Enfin, l'environnement lui-même: une organisation du travail qui laisse de la souplesse, une communication transparente qui ne laisse pas le vide se remplir de rumeurs, et une culture où demander de l'aide n'est pas perçu comme un aveu de faiblesse.
Reste la question qui fâche, celle du retour sur investissement. Soyons honnêtes: la santé mentale au travail n'est pas une machine à imprimer de l'argent, et il faut se méfier des promesses miraculeuses. Mais les chiffres sérieux existent. L'étude de référence de Deloitte Canada, la première du genre au pays, a mesuré un rendement médian de 1,62 $ pour chaque dollar investi dans un programme de santé mentale dès la première année. Et pour les organisations qui maintiennent leur programme pendant trois ans ou plus, ce rendement grimpe à 2,18 $ par dollar investi.
La nuance est importante, parce qu'elle dit deux choses. Premièrement, ça rapporte. Deuxièmement, ça rapporte davantage avec le temps, à condition de tenir le cap. Ce n'est pas un interrupteur qu'on actionne pour un résultat immédiat, c'est un terrain qu'on cultive. Ceux qui cherchent un gain en trois mois seront déçus. Ceux qui s'inscrivent dans la durée récoltent.

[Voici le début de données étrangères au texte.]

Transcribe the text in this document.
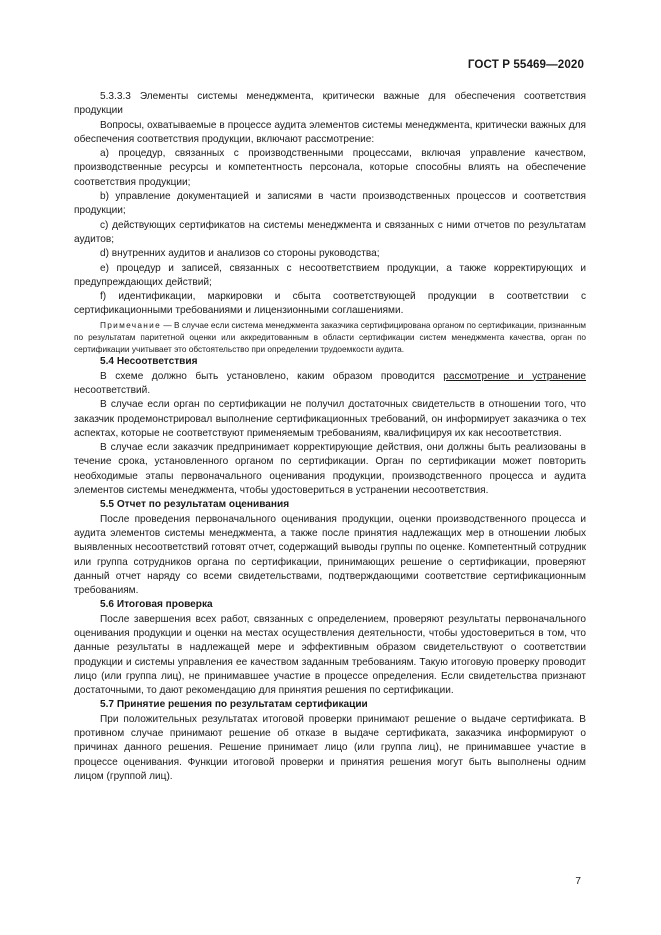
ГОСТ Р 55469—2020

5.3.3.3 Элементы системы менеджмента, критически важные для обеспечения соответствия продукции

Вопросы, охватываемые в процессе аудита элементов системы менеджмента, критически важных для обеспечения соответствия продукции, включают рассмотрение:

а) процедур, связанных с производственными процессами, включая управление качеством, производственные ресурсы и компетентность персонала, которые способны влиять на обеспечение соответствия продукции;

b) управление документацией и записями в части производственных процессов и соответствия продукции;

c) действующих сертификатов на системы менеджмента и связанных с ними отчетов по результатам аудитов;

d) внутренних аудитов и анализов со стороны руководства;

e) процедур и записей, связанных с несоответствием продукции, а также корректирующих и предупреждающих действий;

f) идентификации, маркировки и сбыта соответствующей продукции в соответствии с сертификационными требованиями и лицензионными соглашениями.

Примечание — В случае если система менеджмента заказчика сертифицирована органом по сертификации, признанным по результатам паритетной оценки или аккредитованным в области сертификации систем менеджмента качества, орган по сертификации учитывает это обстоятельство при определении трудоемкости аудита.

5.4 Несоответствия

В схеме должно быть установлено, каким образом проводится рассмотрение и устранение несоответствий.

В случае если орган по сертификации не получил достаточных свидетельств в отношении того, что заказчик продемонстрировал выполнение сертификационных требований, он информирует заказчика о тех аспектах, которые не соответствуют применяемым требованиям, квалифицируя их как несоответствия.

В случае если заказчик предпринимает корректирующие действия, они должны быть реализованы в течение срока, установленного органом по сертификации. Орган по сертификации может повторить необходимые этапы первоначального оценивания продукции, производственного процесса и аудита элементов системы менеджмента, чтобы удостовериться в устранении несоответствия.

5.5 Отчет по результатам оценивания

После проведения первоначального оценивания продукции, оценки производственного процесса и аудита элементов системы менеджмента, а также после принятия надлежащих мер в отношении любых выявленных несоответствий готовят отчет, содержащий выводы группы по оценке. Компетентный сотрудник или группа сотрудников органа по сертификации, принимающих решение о сертификации, проверяют данный отчет наряду со всеми свидетельствами, подтверждающими соответствие сертификационным требованиям.

5.6 Итоговая проверка

После завершения всех работ, связанных с определением, проверяют результаты первоначального оценивания продукции и оценки на местах осуществления деятельности, чтобы удостовериться в том, что данные результаты в надлежащей мере и эффективным образом свидетельствуют о соответствии продукции и системы управления ее качеством заданным требованиям. Такую итоговую проверку проводит лицо (или группа лиц), не принимавшее участие в процессе определения. Если свидетельства признают достаточными, то дают рекомендацию для принятия решения по сертификации.

5.7 Принятие решения по результатам сертификации

При положительных результатах итоговой проверки принимают решение о выдаче сертификата. В противном случае принимают решение об отказе в выдаче сертификата, заказчика информируют о причинах данного решения. Решение принимает лицо (или группа лиц), не принимавшее участие в процессе оценивания. Функции итоговой проверки и принятия решения могут быть выполнены одним лицом (группой лиц).

7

Les symptômes s'installent sans bruit, mais leurs effets, eux, sont bien réels et finissent toujours par remonter à la surface. C'est tout le propos de l'iceberg: ce qu'on choisit d'ignorer sous la ligne de flottaison ne disparaît pas, il s'accumule, et il ressort tôt ou tard sous forme d'absences, de départs et de performance en berne.

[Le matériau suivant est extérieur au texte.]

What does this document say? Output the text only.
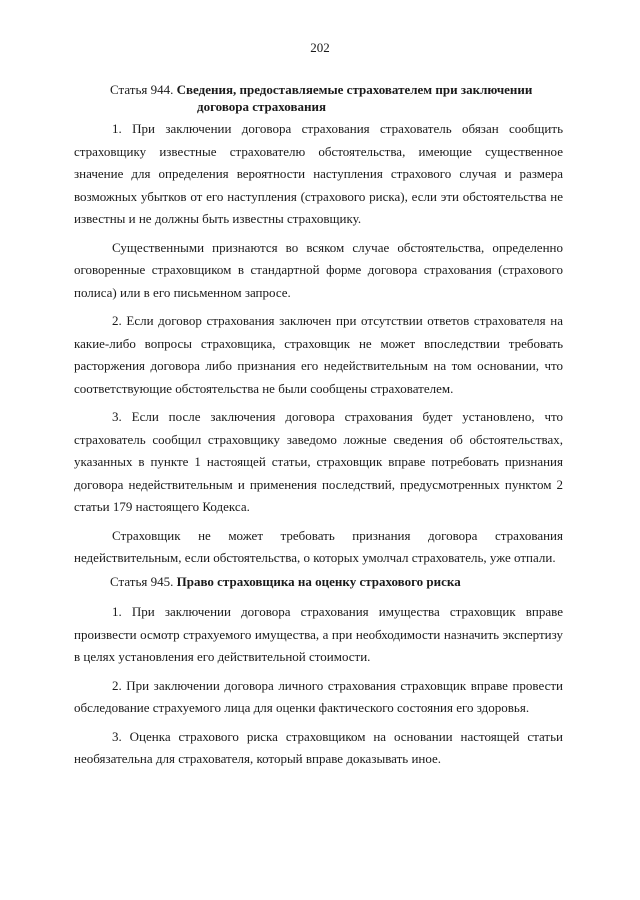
202
Статья 944. Сведения, предоставляемые страхователем при заключении
договора страхования

1. При заключении договора страхования страхователь обязан сообщить страховщику известные страхователю обстоятельства, имеющие существенное значение для определения вероятности наступления страхового случая и размера возможных убытков от его наступления (страхового риска), если эти обстоятельства не известны и не должны быть известны страховщику.

Существенными признаются во всяком случае обстоятельства, определенно оговоренные страховщиком в стандартной форме договора страхования (страхового полиса) или в его письменном запросе.

2. Если договор страхования заключен при отсутствии ответов страхователя на какие-либо вопросы страховщика, страховщик не может впоследствии требовать расторжения договора либо признания его недействительным на том основании, что соответствующие обстоятельства не были сообщены страхователем.

3. Если после заключения договора страхования будет установлено, что страхователь сообщил страховщику заведомо ложные сведения об обстоятельствах, указанных в пункте 1 настоящей статьи, страховщик вправе потребовать признания договора недействительным и применения последствий, предусмотренных пунктом 2 статьи 179 настоящего Кодекса.

Страховщик не может требовать признания договора страхования недействительным, если обстоятельства, о которых умолчал страхователь, уже отпали.

Статья 945. Право страховщика на оценку страхового риска

1. При заключении договора страхования имущества страховщик вправе произвести осмотр страхуемого имущества, а при необходимости назначить экспертизу в целях установления его действительной стоимости.

2. При заключении договора личного страхования страховщик вправе провести обследование страхуемого лица для оценки фактического состояния его здоровья.

3. Оценка страхового риска страховщиком на основании настоящей статьи необязательна для страхователя, который вправе доказывать иное.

La santé mentale au travail n'est pas une affaire de bien-être accessoire qu'on règle avec une corbeille de fruits et une séance de yoga le midi. C'est un enjeu stratégique qui touche directement la capacité de votre organisation à fonctionner, à retenir ses gens et à livrer. Le coût de l'inaction, lui, ne prend pas de pause. Il continue de courir, silencieux, pendant qu'on hésite.

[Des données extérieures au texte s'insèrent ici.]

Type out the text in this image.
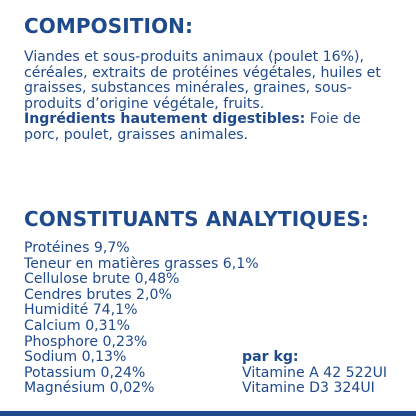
COMPOSITION:
Viandes et sous-produits animaux (poulet 16%), céréales, extraits de protéines végétales, huiles et graisses, substances minérales, graines, sous-produits d’origine végétale, fruits.
Ingrédients hautement digestibles: Foie de porc, poulet, graisses animales.
CONSTITUANTS ANALYTIQUES:
Protéines 9,7%
Teneur en matières grasses 6,1%
Cellulose brute 0,48%
Cendres brutes 2,0%
Humidité 74,1%
Calcium 0,31%
Phosphore 0,23%
Sodium 0,13%
Potassium 0,24%
Magnésium 0,02%
par kg:
Vitamine A 42 522UI
Vitamine D3 324UI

La bonne nouvelle, c'est que le levier vous appartient. Vous avez le pouvoir, et la responsabilité, de créer un milieu où la santé psychologique n'est pas une option qu'on coche quand il reste du budget, mais le sol sur lequel se bâtit tout le reste.
Bruno Bégin, M.Éd., est consultant en prévention psychosociale et performance humaine durable, conférencier international et formateur depuis 30 ans. Son expertise repose sur trois terrains de pratique : 18 années d'accompagnement clinique en programmes d'aide aux employés et en cabinet privé (où il a accompagné des milliers de personnes à travers le stress, l'anxiété, l'épuisement et les transitions), plus d'une décennie dans le secteur de l'assurance et des services financiers, et 12 ans comme chargé de cours à l'UQAT en communications et en relation d'aide. Conférencier TEDx, chroniqueur à Radio-Canada et coproducteur d'une série télévisée sur la santé émotionnelle, il est également auteur de plusieurs ouvrages et guides professionnels sur la performance durable, la gestion de l'anxiété, la charge mentale et la santé émotionnelle. Son approche distinctive combine une compréhension clinique des mécanismes humains avec des outils d'évaluation validés qui permettent de poser un diagnostic précis et d'agir sur les bons leviers.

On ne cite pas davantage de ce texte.